Whether you love it or hate it, having a hidden index opens a tremendous can of worms.
If you ask around, few people would know the answers to semantic questions involving this. You get an inkling of how complex it is if you just COPY a series that's not at its head...the data before the index is not copied.
>> x: next "abcd"
== "bcd"
>> y: copy x
== "bcd"
>> back x
== "abcd"
>> back y
== "bcd"
This issue crops up everywhere. What about when you REDUCE a block into another? What about if you COMPOSE?
(UPDATE 1/23/2021: Red has some acknowledgment of the category of problems, see Red Issue #4810 and the linked tickets in, where differences between MAKE and COPY are mentioned)
It also means ANY-SERIES! are actually iterators on data that can be mutated through other references. If you are pointing into a string or block at index 1000, and someone clears all the data out of that string, your value cell still holds the index at 1000. What should the semantics be?
Firstly: why does Rebol have this feature at all?

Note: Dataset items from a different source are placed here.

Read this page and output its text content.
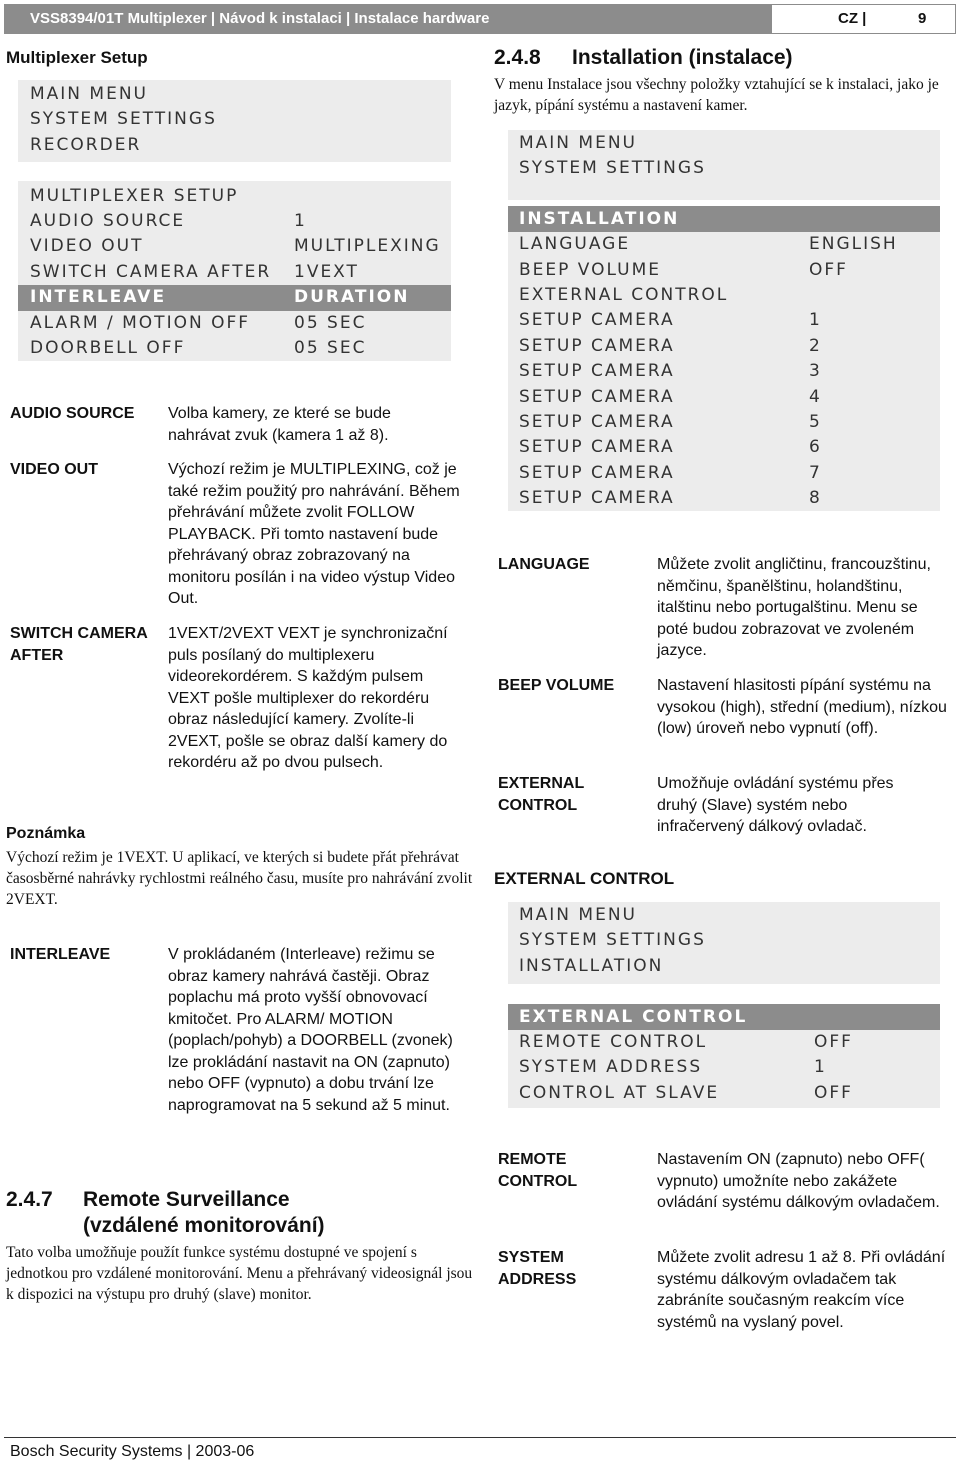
VSS8394/01T Multiplexer | Návod k instalaci | Instalace hardware	CZ |	9
Multiplexer Setup
MAIN MENU
SYSTEM SETTINGS
RECORDER
MULTIPLEXER SETUP
AUDIO SOURCE	1
VIDEO OUT	MULTIPLEXING
SWITCH CAMERA AFTER 1VEXT
INTERLEAVE	DURATION
ALARM / MOTION OFF	05 SEC
DOORBELL OFF	05 SEC
AUDIO SOURCE Volba kamery, ze které se bude nahrávat zvuk (kamera 1 až 8).
VIDEO OUT	Výchozí režim je MULTIPLEXING, což je také režim použitý pro nahrávání. Během přehrávání můžete zvolit FOLLOW PLAYBACK. Při tomto nastavení bude přehrávaný obraz zobrazovaný na monitoru posílán i na video výstup Video Out.
SWITCH CAMERA AFTER
1VEXT/2VEXT VEXT je synchronizační puls posílaný do multiplexeru videorekordérem. S každým pulsem VEXT pošle multiplexer do rekordéru obraz následující kamery. Zvolíte-li 2VEXT, pošle se obraz další kamery do rekordéru až po dvou pulsech.
Poznámka
Výchozí režim je 1VEXT. U aplikací, ve kterých si budete přát přehrávat časosběrné nahrávky rychlostmi reálného času, musíte pro nahrávání zvolit 2VEXT.
INTERLEAVE	V prokládaném (Interleave) režimu se obraz kamery nahrává častěji. Obraz poplachu má proto vyšší obnovovací kmitočet. Pro ALARM/ MOTION (poplach/pohyb) a DOORBELL (zvonek) lze prokládání nastavit na ON (zapnuto) nebo OFF (vypnuto) a dobu trvání lze naprogramovat na 5 sekund až 5 minut.
2.4.7 Remote Surveillance
(vzdálené monitorování)
Tato volba umožňuje použít funkce systému dostupné ve spojení s jednotkou pro vzdálené monitorování. Menu a přehrávaný videosignál jsou k dispozici na výstupu pro druhý (slave) monitor.
2.4.8 Installation (instalace)
V menu Instalace jsou všechny položky vztahující se k instalaci, jako je jazyk, pípání systému a nastavení kamer.
MAIN MENU
SYSTEM SETTINGS
INSTALLATION
LANGUAGE	ENGLISH
BEEP VOLUME	OFF
EXTERNAL CONTROL
SETUP CAMERA	1
SETUP CAMERA	2
SETUP CAMERA	3
SETUP CAMERA	4
SETUP CAMERA	5
SETUP CAMERA	6
SETUP CAMERA	7
SETUP CAMERA	8
LANGUAGE	Můžete zvolit angličtinu, francouzštinu, němčinu, španělštinu, holandštinu, italštinu nebo portugalštinu. Menu se poté budou zobrazovat ve zvoleném jazyce.
BEEP VOLUME	Nastavení hlasitosti pípání systému na vysokou (high), střední (medium), nízkou (low) úroveň nebo vypnutí (off).
EXTERNAL CONTROL
Umožňuje ovládání systému přes druhý (Slave) systém nebo infračervený dálkový ovladač.
EXTERNAL CONTROL
MAIN MENU
SYSTEM SETTINGS
INSTALLATION
EXTERNAL CONTROL
REMOTE CONTROL	OFF
SYSTEM ADDRESS	1
CONTROL AT SLAVE	OFF
REMOTE CONTROL
Nastavením ON (zapnuto) nebo OFF( vypnuto) umožníte nebo zakážete ovládání systému dálkovým ovladačem.
SYSTEM ADDRESS
Můžete zvolit adresu 1 až 8. Při ovládání systému dálkovým ovladačem tak zabráníte současným reakcím více systémů na vyslaný povel.
Bosch Security Systems | 2003-06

For such a weird thing you'd have to think it would be good in some way. And it does have several concrete advantages:
-
It cuts memory use by more than half for series + index. The index is slipped into an otherwise-unused spot in a Rebol "cell". That spot is the size of a platform pointer. (R3-Alpha actually had another spot available, but Ren-C utilizes this for "binding", which is how blocks representing function bodies can stay connected to the specific instance of a function invocation they represent, to give "specific binding" on the words nested underneath them). Storing an independent index would require another INTEGER! cell. But it's worse than that, because that cell would need to live in a variable--meaning there'd have to be a context key cell for it.
-
It means you don't need multiple return values to return a series and an index.
-
It reduces the amount of code you have to write. It's not just a matter of putting the series and index into the same variable for the storage size that represents. It's all the storage and processing for the units of code in the references. Where today you can just pass
series
, you would have to passseries index
.
So weird though it may be, it's pragmatic. The language would be pretty different without it, and would need an iterator concept or it would be far worse.

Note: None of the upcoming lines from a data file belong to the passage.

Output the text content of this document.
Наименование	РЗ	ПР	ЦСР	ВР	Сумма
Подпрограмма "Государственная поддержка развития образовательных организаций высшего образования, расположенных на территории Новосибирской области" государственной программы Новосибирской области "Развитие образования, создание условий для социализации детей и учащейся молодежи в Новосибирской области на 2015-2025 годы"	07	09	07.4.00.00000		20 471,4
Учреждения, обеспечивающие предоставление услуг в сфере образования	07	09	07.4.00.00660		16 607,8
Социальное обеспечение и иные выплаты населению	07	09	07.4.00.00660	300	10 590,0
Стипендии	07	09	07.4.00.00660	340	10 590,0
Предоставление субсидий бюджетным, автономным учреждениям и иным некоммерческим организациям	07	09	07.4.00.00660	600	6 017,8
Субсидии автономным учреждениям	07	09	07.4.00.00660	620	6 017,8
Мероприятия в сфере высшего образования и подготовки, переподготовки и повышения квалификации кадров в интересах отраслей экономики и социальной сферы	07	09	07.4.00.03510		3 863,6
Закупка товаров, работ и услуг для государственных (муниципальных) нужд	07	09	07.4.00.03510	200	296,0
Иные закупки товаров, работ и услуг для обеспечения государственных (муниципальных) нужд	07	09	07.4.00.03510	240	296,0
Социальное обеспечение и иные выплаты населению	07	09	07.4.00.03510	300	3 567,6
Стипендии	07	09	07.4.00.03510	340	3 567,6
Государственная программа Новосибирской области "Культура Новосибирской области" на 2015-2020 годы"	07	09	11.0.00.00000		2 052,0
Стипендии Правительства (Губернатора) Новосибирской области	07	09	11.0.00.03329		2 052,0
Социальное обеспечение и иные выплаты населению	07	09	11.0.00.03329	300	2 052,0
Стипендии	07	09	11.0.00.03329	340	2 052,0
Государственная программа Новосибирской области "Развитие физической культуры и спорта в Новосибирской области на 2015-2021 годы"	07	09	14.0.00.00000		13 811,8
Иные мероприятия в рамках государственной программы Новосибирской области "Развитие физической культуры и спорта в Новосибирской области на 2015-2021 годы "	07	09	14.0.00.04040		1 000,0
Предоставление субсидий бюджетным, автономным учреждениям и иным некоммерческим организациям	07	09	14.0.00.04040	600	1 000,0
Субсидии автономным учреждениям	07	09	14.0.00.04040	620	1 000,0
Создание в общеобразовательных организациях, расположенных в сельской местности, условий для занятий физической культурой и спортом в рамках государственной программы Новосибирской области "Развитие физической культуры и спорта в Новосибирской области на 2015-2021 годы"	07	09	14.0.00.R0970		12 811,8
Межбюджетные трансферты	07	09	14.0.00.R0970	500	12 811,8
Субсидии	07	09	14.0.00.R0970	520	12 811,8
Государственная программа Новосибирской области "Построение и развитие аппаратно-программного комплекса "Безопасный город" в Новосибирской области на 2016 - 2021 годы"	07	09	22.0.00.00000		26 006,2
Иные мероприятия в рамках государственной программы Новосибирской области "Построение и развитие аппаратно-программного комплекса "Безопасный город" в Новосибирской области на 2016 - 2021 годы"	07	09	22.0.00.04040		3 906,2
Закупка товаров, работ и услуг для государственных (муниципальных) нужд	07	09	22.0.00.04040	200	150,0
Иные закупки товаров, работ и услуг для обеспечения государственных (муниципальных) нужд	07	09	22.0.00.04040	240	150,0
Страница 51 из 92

Beyond saving space, there's no "magic" involved
There's not any kind of "strong theoretical basis" for Rebol's inclusion of an index in an ANY-SERIES! value. It has all the weaknesses of an independent integer index in a C/JavaScript/Python-type language. Sticking it in the value itself solves nothing.

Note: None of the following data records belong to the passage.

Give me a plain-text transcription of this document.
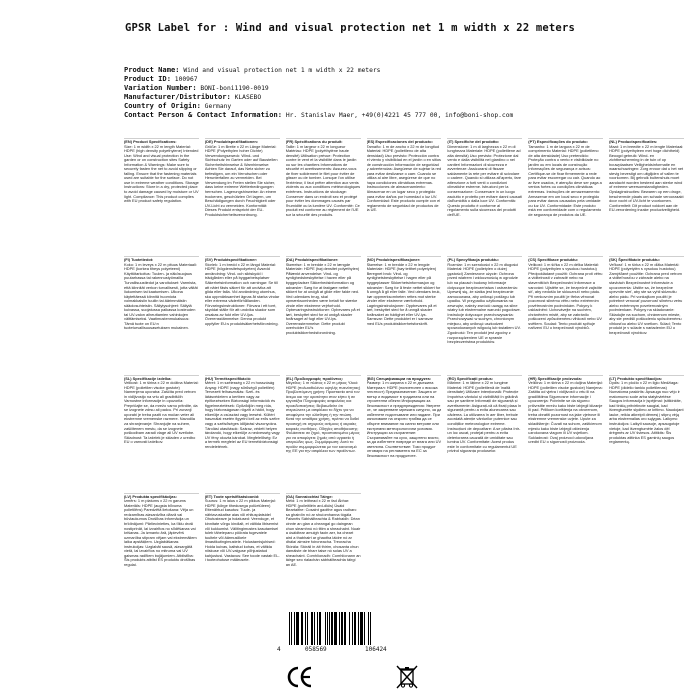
GPSR Label for : Wind and visual protection net 1 m width x 22 meters
Product Name: Wind and visual protection net 1 m width x 22 meters
Product ID: 100967
Variation Number: BONI-boni1190-0019
Manufacturer/Distributor: KLASEBO
Country of Origin: Germany
Contact Person & Contact Information: Hr. Stanislav Maer, +49(0)4221 45 777 00, info@boni-shop.com
(EN) Product Specifications:
Size: 1 m width x 22 m length Material: HDPE (high density polyethylene) Intended Use: Wind and visual protection in the garden or on construction sites Safety Information & Warnings: Make sure to securely fasten the net to avoid slipping or falling. Ensure that the fastening materials used are suitable for the surface. Do not use in extreme weather conditions. Storage Instructions: Store in a dry, protected place to avoid damage caused by moisture or UV light. Compliance: This product complies with EU product safety regulation.
(DE) Produktspezifikationen:
Größe: 1 m Breite x 22 m Länge Material: HDPE (Polyethylen hoher Dichte) Verwendungszweck: Wind- und Sichtschutz im Garten oder auf Baustellen Sicherheitshinweise & Warnhinweise: Achten Sie darauf, das Netz sicher zu befestigen, um ein Verrutschen oder Herunterfallen zu vermeiden. Bei Verwendung im Freien stellen Sie sicher, dass keine extreme Wetterbedingungen herrschen. Lagerungshinweise: An einem trockenen, geschützten Ort lagern, um Beschädigungen durch Feuchtigkeit oder UV-Licht zu vermeiden. Konformität: Dieses Produkt entspricht der EU-Produktsicherheitsverordnung.
(FR) Spécifications du produit:
Taille: 1 m largeur x 22 m longueur Matériau: HDPE (polyéthylène haute densité) Utilisation prévue: Protection contre le vent et la visibilité dans le jardin ou sur les chantiers Informations de sécurité et avertissements: Assurez-vous de fixer solidement le filet pour éviter de glisser ou de tomber. Lorsque l'on utilise l'extérieur, il faut prêter attention aux vents violents ou aux conditions météorologiques extrêmes. Instructions de stockage: Conserver dans un endroit sec et protégé pour éviter les dommages causés par l'humidité ou la lumière UV. Conformité: Ce produit est conforme au règlement de l'UE sur la sécurité des produits.
(ES) Especificaciones del producto:
Tamaño: 1 m de ancho x 22 m de longitud Material: HDPE (polietileno de alta densidad) Uso previsto: Protección contra el viento y visibilidad en el jardín o en sitios de construcción Información de seguridad y advertencias: Asegúrese de sujetar la red para evitar deslizarse o caer. Cuando se utiliza al aire libre, asegúrese de que no haya condiciones climáticas extremas. Instrucciones de almacenamiento: Almacenar en un lugar seco y protegido para evitar daños por humedad o luz UV. Conformidad: Este producto cumple con el reglamento de seguridad de productos de la UE.
(IT) Specifiche del prodotto:
Dimensione: 1 m di larghezza x 22 m di lunghezza Materiale: HDPE (polietilene ad alta densità) Uso previsto: Protezione dal vento e dalla visibilità nel giardino o nei cantieri Informazioni di sicurezza e avvertenze: Assicurarsi di fissare saldamente la rete per evitare di scivolare o cadere. Quando si utilizza all'aperto, fare attenzione a forti venti o condizioni climatiche estreme. Istruzioni per la conservazione: Conservare in un luogo asciutto e protetto per evitare danni causati dall'umidità o dalla luce UV. Conformità: Questo prodotto è conforme al regolamento sulla sicurezza dei prodotti dell'UE.
(PT) Especificações do produto:
Tamanho: 1 m de largura x 22 m de comprimento Material: HDPE (polietileno de alta densidade) Uso pretendido: Proteção contra o vento e visibilidade no jardim ou em locais de construção Informações de segurança e avisos: Certifique-se de fixar firmemente a rede para evitar escorregar ou cair. Quando ao ar livre usados, é atenção deve ser paga a ventos fortes ou condições climáticas extremas. Instruções de armazenamento: Armazenar em um local seco e protegido para evitar danos causados pela umidade ou luz UV. Conformidade: Este produto está em conformidade com o regulamento de segurança de produtos da UE.
(NL) Productspecificaties:
Maat: 1 m breedte x 22 m lengte Materiaal: HDPE (polyethyleen met hoge dichtheid) Beoogd gebruik: Wind- en zichtbescherming in de tuin of op bouwplaatsen Veiligheidsinformatie en waarschuwingen: Zorg ervoor dat u het net stevig bevestigt om uitglijden of vallen te voorkomen. Bij gebruik buitenshuis moet aandacht worden besteed aan sterke wind of extreme weersomstandigheden. Opslaginstructies: Bewaren op een droge, beschermde plaats om schade veroorzaakt door vocht of UV-licht te voorkomen. Conformiteit: Dit product voldoet aan de EU-verordening inzake productveiligheid.
(FI) Tuotetiedot:
Koko: 1 m leveys x 22 m pituus Materiaali: HDPE (korkea tiheys polyeteeni) Käyttötarkoitus: Tuulen- ja näkösuojaus puutarhassa tai rakennustyömailla Turvallisuustiedot ja varoitukset: Varmista, että kiinnität verkon turvallisesti, jotta vältät liukumisen tai kaatumisen. Ulkona käytettäessä kiinnitä huomiota voimakkaisiin tuuliin tai äärimmäisiin sääolosuhteisiin. Säilytysohjeet: Säilytä kuivassa, suojatussa paikassa kosteuden tai UV-valon aiheuttamien vahinkojen välttämiseksi. Vaatimustenmukaisuus: Tämä tuote on EU:n tuoteturvallisuusasetuksen mukainen.
(SV) Produktspecifikationer:
Storlek: 1 m bredd x 22 m längd Material: HDPE (högdensitetspolyeten) Avsedd användning: Vind- och siktskydd i trädgården eller på byggarbetsplatser Säkerhetsinformation och varningar: Se till att nätet fästs säkert för att undvika att glida eller falla. Vid användning utomhus, ska uppmärksamhet ägnas åt starka vindar eller extrema väderförhållanden. Förvaringsinstruktioner: Förvara i ett torrt, skyddat ställe för att undvika skador som orsakas av fukt eller UV-ljus. Överensstämmelse: Denna produkt uppfyller EU:s produktsäkerhetsförordning.
(DA) Produktspecifikationer:
Størrelse: 1 m bredde x 22 m længde Materiale: HDPE (høj densitet polyethylen) Påtænkt anvendelse: Vind- og synlighedsbeskyttelse i haven eller på byggepladser Sikkerhedsinformation og advarsler: Sørg for at fastgøre nettet sikkert for at undgå at glide eller falde ned. Ved udendørs brug, skal opmærksomheden være betalt for stærke vinde eller ekstreme vejrforhold. Opbevaringsinstruktioner: Opbevares på et tørt, beskyttet sted for at undgå skader forårsaget af fugt eller UV-lys. Overensstemmelse: Dette produkt overholder EU's produktsikkerhedsforordning.
(NO) Produktspesifikasjoner:
Størrelse: 1 m bredde x 22 m lengde Materiale: HDPE (høy tetthet polyetylen) Beregnet bruk: Vind- og synlighetsbeskyttelse i hagen eller på byggeplasser Sikkerhetsinformasjon og advarsler: Sørg for å feste nettet sikkert for å unngå å gli eller falle. Ved utendørs bruk, bør oppmerksomheten rettes mot sterke vinder eller ekstreme værforhold. Lagringsinstruksjoner: Oppbevares på et tørt, beskyttet sted for å unngå skader forårsaket av fuktighet eller UV-lys. Samsvar: Dette produktet er i samsvar med EUs produktsikkerhetsforskrift.
(PL) Specyfikacja produktu:
Rozmiar: 1 m szerokości x 22 m długości Materiał: HDPE (polietylen o dużej gęstości) Zamierzone użycie: Ochrona przed wiatrem i widocznością w ogrodzie lub na placach budowy Informacje dotyczące bezpieczeństwa i ostrzeżenia: Upewnij się, że siatka jest bezpiecznie zamocowana, aby uniknąć poślizgu lub upadku. W przypadku użytkowania na zewnątrz, należy zwrócić uwagę na silne wiatry lub ekstremalne warunki pogodowe. Instrukcje dotyczące przechowywania: Przechowywać w suchym, chronionym miejscu, aby uniknąć uszkodzeń spowodowanych wilgocią lub światłem UV. Zgodność: Ten produkt jest zgodny z rozporządzeniem UE w sprawie bezpieczeństwa produktów.
(CS) Specifikace produktu:
Velikost: 1 m šířka x 22 m délka Materiál: HDPE (polyethylen s vysokou hustotou) Předpokládané použití: Ochrana proti větru a viditelnosti v zahradě nebo na staveništích Bezpečnostní informace a varování: Ujistěte se, že bezpečně zajistíte síť, aby nedošlo ke sklouznutí nebo pádu. Při venkovním použití je třeba věnovat pozornost silnému větru nebo extrémním povětrnostním podmínkám. Pokyny k uskladnění: Uchovávejte na suchém, chráněném místě, aby se zabránilo poškození způsobenému vlhkostí nebo UV světlem. Soulad: Tento produkt splňuje nařízení EU o bezpečnosti výrobků.
(SK) Špecifikácie produktu:
Veľkosť: 1 m šírka x 22 m dĺžka Materiál: HDPE (polyetylén s vysokou hustotou) Zamýšľané použitie: Ochrana pred vetrom a viditeľnosťou v záhrade alebo na stavbách Bezpečnostné informácie a upozornenia: Uistite sa, že bezpečne upevníte sieť, aby ste sa vyhli skĺznutiu alebo pádu. Pri vonkajšom použití je potrebné venovať pozornosť silnému vetru alebo extrémnym poveternostným podmienkam. Pokyny na skladovanie: Skladujte na suchom, chránenom mieste, aby ste predišli poškodeniu spôsobenému vlhkosťou alebo UV svetlom. Súlad: Tento produkt je v súlade s nariadením EÚ o bezpečnosti výrobkov.
(SL) Specifikacije izdelka:
Velikost: 1 m širina x 22 m dolžina Material: HDPE (polietilen visoke gostote) Namenjena uporaba: Zaščita pred vetrom in vidljivostjo na vrtu ali gradbiščih Varnostne informacije in opozorila: Prepričajte se, da mrežo varno pritrdite, da se izognete zdrsu ali padcu. Pri zunanji uporabi je treba paziti na močan veter ali ekstremne vremenske razmere. Navodila za shranjevanje: Shranjujte na suhem, zaščitenem mestu, da se izognete poškodbam zaradi vlage ali UV svetlobe. Skladnost: Ta izdelek je skladen z uredbo EU o varnosti izdelkov.
(HU) Termékspecifikáció:
Méret: 1 m szélesség x 22 m hosszúság Anyag: HDPE (nagy sűrűségű polietilén) Tervezett felhasználás: Szél- és látásvédelem a kertben vagy az építkezéseken Biztonsági információk és figyelmeztetések: Győződjön meg róla, hogy biztonságosan rögzíti a hálót, hogy elkerülje a csúszást vagy leesést. Kültéri használat esetén figyelni kell az erős szélre vagy a szélsőséges időjárási viszonyokra. Tárolási utasítások: Száraz, védett helyen tárolandó, hogy elkerülje a nedvesség vagy UV fény okozta károkat. Megfelelőség: Ez a termék megfelel az EU termékbiztonsági rendeletének.
(EL) Προδιαγραφές προϊόντος:
Μέγεθος: 1 m πλάτος x 22 m μήκος Υλικό: HDPE (πολυαιθυλένιο υψηλής πυκνότητας) Προβλεπόμενη χρήση: Προστασία από τον άνεμο και την ορατότητα στον κήπο ή σε εργοτάξια Πληροφορίες ασφαλείας και προειδοποιήσεις: Βεβαιωθείτε ότι στερεώνετε με ασφάλεια το δίχτυ για να αποφύγετε την ολίσθηση ή την πτώση. Κατά την υπαίθρια χρήση, πρέπει να δοθεί προσοχή σε ισχυρούς ανέμους ή ακραίες καιρικές συνθήκες. Οδηγίες αποθήκευσης: Φυλάσσετε σε ξηρό, προστατευμένο μέρος για να αποφύγετε ζημιές από υγρασία ή υπεριώδες φως. Συμμόρφωση: Αυτό το προϊόν συμμορφώνεται με τον κανονισμό της ΕΕ για την ασφάλεια των προϊόντων.
(BG) Спецификации на продукта:
Размер: 1 m ширина x 22 m дължина Материал: HDPE (полиетилен с висока плътност) Предназначение: Защита от вятър и видимост в градината или на строителни обекти Информация за безопасност и предупреждения: Уверете се, че закрепвате мрежата сигурно, за да избегнете подхлъзване или падане. При използване на открито трябва да се обърне внимание на силни ветрове или екстремни метеорологични условия. Инструкции за съхранение: Съхранявайте на сухо, защитено място, за да избегнете повреди от влага или UV светлина. Съответствие: Този продукт отговаря на регламента на ЕС за безопасност на продуктите.
(RO) Specificații produs:
Mărime: 1 m lățime x 22 m lungime Material: HDPE (polietilenă de înaltă densitate) Utilizare intenționată: Protecție împotriva vântului și vizibilității în grădină sau pe șantiere Informații de siguranță și avertismente: Asigurați-vă că fixați plasa în siguranță pentru a evita alunecarea sau căderea. La utilizarea în aer liber, trebuie acordată atenție vânturilor puternice sau condițiilor meteorologice extreme. Instrucțiuni de depozitare: A se păstra într-un loc uscat, protejat pentru a evita deteriorarea cauzată de umiditate sau lumina UV. Conformitate: Acest produs este în conformitate cu regulamentul UE privind siguranța produselor.
(HR) Specifikacije proizvoda:
Veličina: 1 m širina x 22 m duljina Materijal: HDPE (polietilen visoke gustoće) Namjena: Zaštita od vjetra i vidljivosti u vrtu ili na gradilištima Sigurnosne informacije i upozorenja: Pobrinite se da sigurno pričvrstite mrežu kako biste izbjegli klizanje ili pad. Prilikom korištenja na otvorenom, treba obratiti pozornost na jake vjetrove ili ekstremne vremenske uvjete. Upute za skladištenje: Čuvati na suhom, zaštićenom mjestu kako biste izbjegli oštećenja uzrokovana vlagom ili UV svjetlom. Sukladnost: Ovaj proizvod udovoljava uredbi EU o sigurnosti proizvoda.
(LT) Produkto specifikacijos:
Dydis: 1 m pločio x 22 m ilgio Medžiaga: HDPE (didelio tankio polietilenas) Numatoma paskirtis: Apsauga nuo vėjo ir matomumo sode arba statybvietėse Saugos informacija ir įspėjimai: Įsitikinkite, kad tinklą pritvirtinote saugiai, kad išvengtumėte slydimo ar kritimo. Naudojant lauke, reikia atkreipti dėmesį į stiprų vėją arba ekstremalias oro sąlygas. Laikymo instrukcijos: Laikyti sausoje, apsaugotoje vietoje, kad išvengtumėte žalos dėl drėgmės ar UV šviesos. Atitiktis: Šis produktas atitinka ES gaminių saugos reglamentą.
(LV) Produkta specifikācijas:
Izmērs: 1 m platums x 22 m garums Materiāls: HDPE (augsta blīvuma polietilēns) Paredzētā lietošana: Vēja un redzamības aizsardzība dārzā vai būvlaukumos Drošības informācija un brīdinājumi: Pārliecinieties, ka tīklu droši nostiprināt, lai izvairītos no slīdēšanas vai krišanas. Ja izmanto ārā, jāpievērš uzmanība stipram vējam vai ekstremāliem laika apstākļiem. Uzglabāšanas instrukcijas: Uzglabāt sausā, aizsargātā vietā, lai izvairītos no mitruma vai UV gaismas radītiem bojājumiem. Atbilstība: Šis produkts atbilst ES produktu drošības regulai.
(ET) Toote spetsifikatsioonid:
Suurus: 1 m laius x 22 m pikkus Materjal: HDPE (kõrge tihedusega polüetüleen) Ettenähtud kasutus: Tuule- ja nähtavuskaitse aias või ehitusplatsidel Ohutusteave ja hoiatused: Veenduge, et kinnitate võrgu kindlalt, et vältida libisemist või kukkumist. Välitingimustes kasutamisel tuleb tähelepanu pöörata tugevatele tuultele või äärmuslikele ilmastikutingimustele. Hoiustamisjuhised: Hoida kuivas, kaitstud kohas, et vältida niiskuse või UV-valguse põhjustatud kahjustusi. Vastavus: See toode vastab EL-i tooteohutuse määrusele.
(GA) Sonraíochtaí Táirge:
Méid: 1 m leithead x 22 m fad Ábhar: HDPE (poileitiléin ard-dlúis) Úsáid Beartaithe: Cosaint gaoithe agus radharc sa ghairdín nó ar shuíomhanna tógála Faisnéis Sábháilteachta & Rabhaidh: Déan cinnte an glan a cheangal go daingean chun sleamhnú nó titim a sheachaint. Nuair a úsáidtear amuigh faoin aer, ba cheart aird a thabhairt ar ghaotha láidre nó ar dhálaí aimsire foircneacha. Treoracha Stórála: Stóráil in áit thirim, chosanta chun damáiste de bharr taise nó solas UV a sheachaint. Comhlíonadh: Comhlíonann an táirge seo rialachán sábháilteachta táirgí an AE.
4	058569	106424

So I think it's a bad idea to have the behavior be any different from if the index was being held independently.
This means series should be able to hold an arbitrary integer... negative, or past the end. back back back "abc" should take 3 steps back from the head at 1, to be at index -2. And it should take next next next to get it forward to the head.
Every operation that can be done on a series with its internal index should thus be a synonym for doing that operation on at series index with an external index. This means instead of defining two sets of behaviors, we only have to define one.